Puseram-se mesmo a jeito e
fizeram por merecer esta bofetada de luva branca e já agora, de colarinho
branco também.
A uma histórica e atávica
falta de corporativismo da classe artística – em que cada um puxa para o seu
próprio umbigo e em que sub- classes como os actores, músicos e humoristas
levam a palma da popularidade e da atenção mediática, um artista plástico
chamou a si a tarefa de ridicularizar a faceta negócio e a faceta mercado,
nesta tão nobre actividade criativa.
Fê-lo com um hara- kiri
genial, destruindo a sua obra perante os olhos incrédulos de quem, não só não
estava à espera daquilo, como não percebia patavina do que estava a acontecer
diante dos seus rostos.
Ora, o negócio e o mercado
reagiram da única e completamente estúpida maneira que sabem: perante o
inesperado, não pedem explicações ao artista, pois isso seria perder tempo – inflacionam
imediatamente o preço da obra, ou o seu valor, o que vai a dar no mesmo, pois
isso é a única coisa que sabem fazer: a única linguagem que entendem é a do
cifrão.
. Será este o mais mediático e
espectacular golpe que um artista visual aplica no mercado, de forma visível e directa
? - Sim, provavelmente será.
. Mas… será exemplo único ? - Nem por sombras.

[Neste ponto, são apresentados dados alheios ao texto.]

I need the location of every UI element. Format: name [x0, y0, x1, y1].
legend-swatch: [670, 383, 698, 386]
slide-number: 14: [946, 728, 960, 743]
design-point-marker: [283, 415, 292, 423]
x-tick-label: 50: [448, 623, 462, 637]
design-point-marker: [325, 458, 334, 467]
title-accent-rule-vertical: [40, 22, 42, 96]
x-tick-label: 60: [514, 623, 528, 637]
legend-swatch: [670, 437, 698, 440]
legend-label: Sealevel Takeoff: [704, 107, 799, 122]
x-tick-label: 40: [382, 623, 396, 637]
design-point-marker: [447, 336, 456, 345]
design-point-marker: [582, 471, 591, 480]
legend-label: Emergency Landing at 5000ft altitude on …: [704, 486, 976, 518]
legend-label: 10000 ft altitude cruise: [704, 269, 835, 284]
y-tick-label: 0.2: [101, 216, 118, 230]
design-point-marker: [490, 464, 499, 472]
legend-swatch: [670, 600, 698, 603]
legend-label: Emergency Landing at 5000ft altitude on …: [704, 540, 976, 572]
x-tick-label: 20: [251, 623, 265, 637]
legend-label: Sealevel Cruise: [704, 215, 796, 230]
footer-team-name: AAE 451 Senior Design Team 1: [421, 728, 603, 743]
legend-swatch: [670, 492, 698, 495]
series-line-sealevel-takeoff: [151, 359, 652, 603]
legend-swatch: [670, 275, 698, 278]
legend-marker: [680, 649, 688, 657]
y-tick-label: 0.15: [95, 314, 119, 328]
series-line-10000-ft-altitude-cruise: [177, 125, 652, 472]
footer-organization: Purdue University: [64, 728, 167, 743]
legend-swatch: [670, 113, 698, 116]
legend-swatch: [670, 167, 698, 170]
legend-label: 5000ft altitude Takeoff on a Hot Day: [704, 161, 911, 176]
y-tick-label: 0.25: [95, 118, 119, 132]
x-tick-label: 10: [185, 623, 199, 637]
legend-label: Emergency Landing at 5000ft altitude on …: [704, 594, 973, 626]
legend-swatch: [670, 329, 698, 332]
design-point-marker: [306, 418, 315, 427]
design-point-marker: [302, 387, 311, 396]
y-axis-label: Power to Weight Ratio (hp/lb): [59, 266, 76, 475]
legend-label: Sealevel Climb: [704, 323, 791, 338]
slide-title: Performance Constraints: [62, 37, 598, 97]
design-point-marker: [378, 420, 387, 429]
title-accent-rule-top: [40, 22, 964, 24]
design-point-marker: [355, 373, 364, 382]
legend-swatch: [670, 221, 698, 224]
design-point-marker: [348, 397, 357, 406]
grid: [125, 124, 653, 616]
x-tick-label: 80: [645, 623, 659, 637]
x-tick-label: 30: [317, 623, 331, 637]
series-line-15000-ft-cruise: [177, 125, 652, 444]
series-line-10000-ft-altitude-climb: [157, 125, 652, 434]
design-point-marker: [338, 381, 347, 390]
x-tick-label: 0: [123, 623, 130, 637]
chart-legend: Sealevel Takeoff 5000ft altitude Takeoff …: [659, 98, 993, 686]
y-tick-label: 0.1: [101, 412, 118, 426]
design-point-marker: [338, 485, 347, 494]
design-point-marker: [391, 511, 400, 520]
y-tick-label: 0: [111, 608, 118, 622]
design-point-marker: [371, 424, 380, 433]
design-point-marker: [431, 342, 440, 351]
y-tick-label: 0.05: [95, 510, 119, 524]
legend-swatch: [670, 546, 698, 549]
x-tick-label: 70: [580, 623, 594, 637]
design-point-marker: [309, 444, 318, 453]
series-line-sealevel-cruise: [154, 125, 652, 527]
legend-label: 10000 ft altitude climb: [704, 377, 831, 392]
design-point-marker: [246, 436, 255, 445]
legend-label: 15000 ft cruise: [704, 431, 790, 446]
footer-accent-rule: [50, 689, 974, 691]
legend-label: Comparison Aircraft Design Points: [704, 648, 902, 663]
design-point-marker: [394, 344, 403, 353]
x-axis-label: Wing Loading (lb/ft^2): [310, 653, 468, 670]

Para só recordar o óbvio, a
arte conceptual defende que a arte é ideia, e só deverá existir em pensamento,
e talvez por isso mesmo muitas das suas acções são apenas fotografadas e são
esses registos fotográficos que são no final comercializados, para ajudar a
financiar obras futuras desse(s) artista(s).
Indo um pouco mais longe
nesta sucinta análise, a arte efémera existe apenas por um breve período de
tempo, e os seus produtos são muitas vezes destruídos.
Já o happening é um movimento
artístico que defende uma visão teatral da arte e leva a cabo performances –
novamente a ideia em si é mais forte e importante do que cristalizar essa ideia
num objecto físico.
Portanto, esta acção de
Banksy situa-se muito provavelmente na intersecção destas vertentes mais
radicais da arte – mas que existem e se têm desenvolvido desde os anos 60 (ou
mesmo antes, se considerarmos os exemplos de Duchamp ou Malévich uma origem histórica
da atitude conceptual).
Pessoalmente, considero que
a obra de arte mais próxima desta acção de sabotagem é mesmo o “Desenho apagado
de De Kooning”, levado a cabo pelo então jovem Robert Rauschenberg. Este
artista pediu um desenho ao artista já consagrado de Kooning, que tinha criado
a influente série Mulheres, que mesclava magistralmente o figurativo e o abstracto, e disse-lhe que queria
apagar o seu desenho. De Kooning deve ter achado piada à ideia e Rauschenberg esteve
a apagar durante dias – Dias ! – este desenho, que foi depois apresentado em
público e é hoje encarado como um marco da arte mais inovadora daquela época,
tendo ficado com um lugar especial na história da arte contemporânea.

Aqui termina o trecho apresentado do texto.